I Tarocchi interroganti (o dell’errore di cercare risposte in loro e non attraverso di loro)

Vi è un grande e diffusissimo equivoco che aleggia sull’uso dei Tarocchi: l’idea che essi servano a dare risposte, a fornire immediate soluzioni, a chiudere definitivamente un problema. L’utilizzatore comune dello strumento in questione desidera ottenere velocemente e senza particolare sforzo un responso definitivo al dilemma prospettato. Il focus non è sull’esplorazione delle dinamiche interne che muovono la questione e che non permettono alla persona di assumere una posizione chiara e propositiva rispetto a essa: al contrario, l’attenzione è tutta proiettata verso l’esterno, verso un intervento risolutivo messo in opera mediante un mazzo di carte cui vengono opportunisticamente attribuite doti quasi “taumaturgiche”.

In questo semplicistico approccio, c’è una grande responsabilità da parte di quegli operatori che fino ad oggi hanno alimentato il mercato cartomantico delle risposte facili, date molto spesso senza professionalità e senza rispetto alcuno nei confronti dei richiedenti, i quali, a loro volta, hanno volentieri lasciato che altri si assumessero la responsabilità di definire una situazione o stabilirne l’esito al posto loro, così sollevandoli dall’onere di attivarsi personalmente, anche correndo il rischio di sbagliare, insito in tutte le decisioni umane. Eppure, l’insegnamento dei Tarocchi va in tutt’altra direzione: imparare a stare in un contatto così profondo con sé stessi da essere capaci di percorrere autonomamente la strada che conduce alla consapevolezza di ciò che è opportuno fare o non fare.

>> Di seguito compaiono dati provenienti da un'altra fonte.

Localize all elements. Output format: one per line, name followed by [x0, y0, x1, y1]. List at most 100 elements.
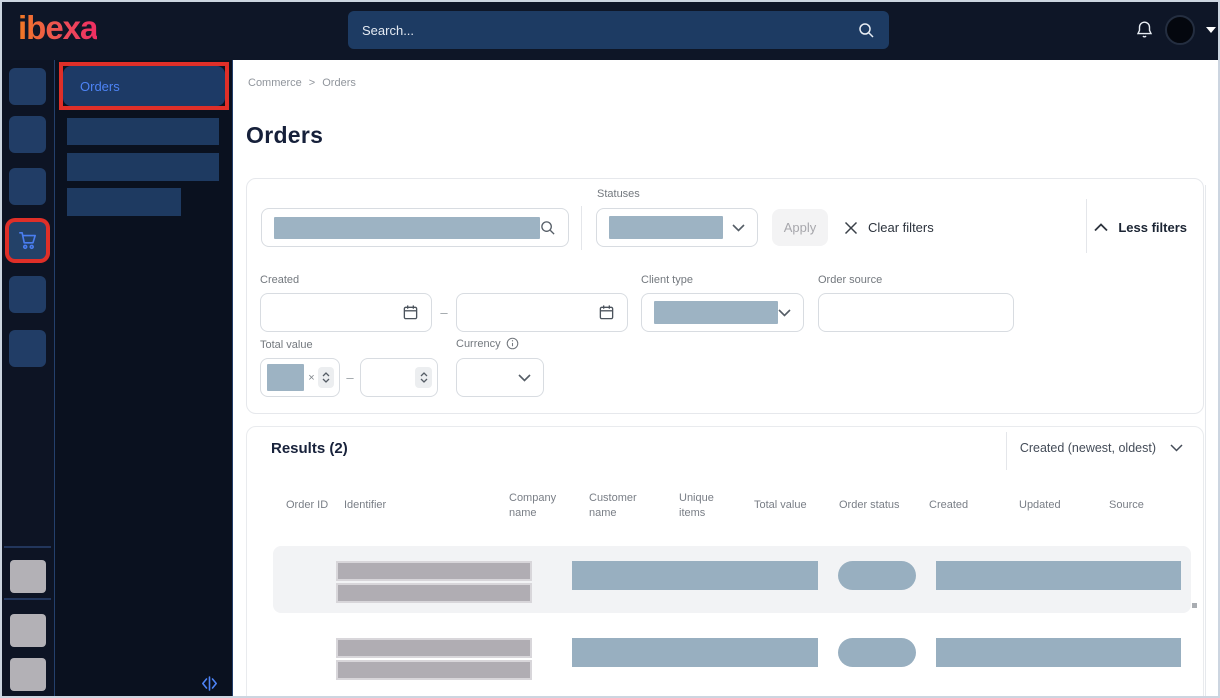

Ecco, allora, che i Tarocchi, con i loro simboli ad accendere scintille di coscienza, diventano pietre luminose che rischiarano il cammino del consultante. La loro funzione non è, come erroneamente si crede, quella di trasportarci dal punto A, in cui ci troviamo, all’ipotetico punto B dove vorremmo arrivare (o pensiamo di voler arrivare); diversamente, essi ci sollecitano a mettere in discussione la nostra volontà, il nostro desiderio, le nostre aspettative. Sono guardiani della soglia che mettono alla prova la forza delle nostre intenzioni, instillano dubbi, pongono domande, creano problemi. La risposta tanto agognata, dunque, non è che l’atto finale conseguente a un preciso percorso di aumento di consapevolezza che si snoda attraverso la densità simbolica degli Arcani, latori di interrogativi, più che di soluzioni.

Immaginiamo, ad esempio, che una persona voglia sapere se sia meglio, per lei, esercitare l’attività X o Y. Come si può subito comprendere, questa si aspetta che le carte mostrino una precisa direzione, che decidano in vece sua, che le tolgano le castagne dal fuoco, per così dire. Supponiamo che per l’opzione X venga estratto l’Arcano XVI (Casa Dio o Torre) e per la Y l’Arcano XXI (Mondo). Un’applicazione didascalica e acritica dei classici e deleteri manuali di Tarocchi porterebbe a dare una risposta in due secondi netti, forse meno: XVI non è una buona scelta, XXI è perfetta. Abbiamo, però, iniziato dicendo che il Tarot non deve dare risposte, bensì aiutarci a porci le corrette domande perché possiamo essere noi, in prima persona, a estrarle dalla nostra interiorità. In quest’ottica, le due carte diventano entrambe interroganti, e non rispondenti: l’Arcano XVI non è ex se identificabile come l’opzione negativa, anzi, chiama a riflettere sulle potenzialità personali ed economiche del progetto, sulla possibilità che questo lasci al richiedente una grande libertà di espressione, di rinnovamento. Allo stesso modo, l’Arcano XXI non rappresenta ex se l’opzione positiva e potrebbe condurlo a interrogarsi se il progetto abbia capacità espansive delle sue abilità personali o lo chiuda, invece, in un senso di compiutezza che non consente più alcuna forma di crescita, personale e professionale.

L’esempio ora fatto dà contezza del senso dei “Tarocchi interroganti” citati nel titolo: le loro immagini ci chiamano a pensare e a problematizzare, a essere critici nel senso etimologico del termine, cioè capaci di scegliere, da soli, in piena libertà, dopo aver acceso qualche piccola ma potente luce di consapevolezza grazie alla forza simbolica delle immagini del Tarot. Un approccio “rispondente” chiude e limita il pensiero; un approccio “interrogante” lo amplifica, lo potenzia e lo apre a nuove e inedite prospettive.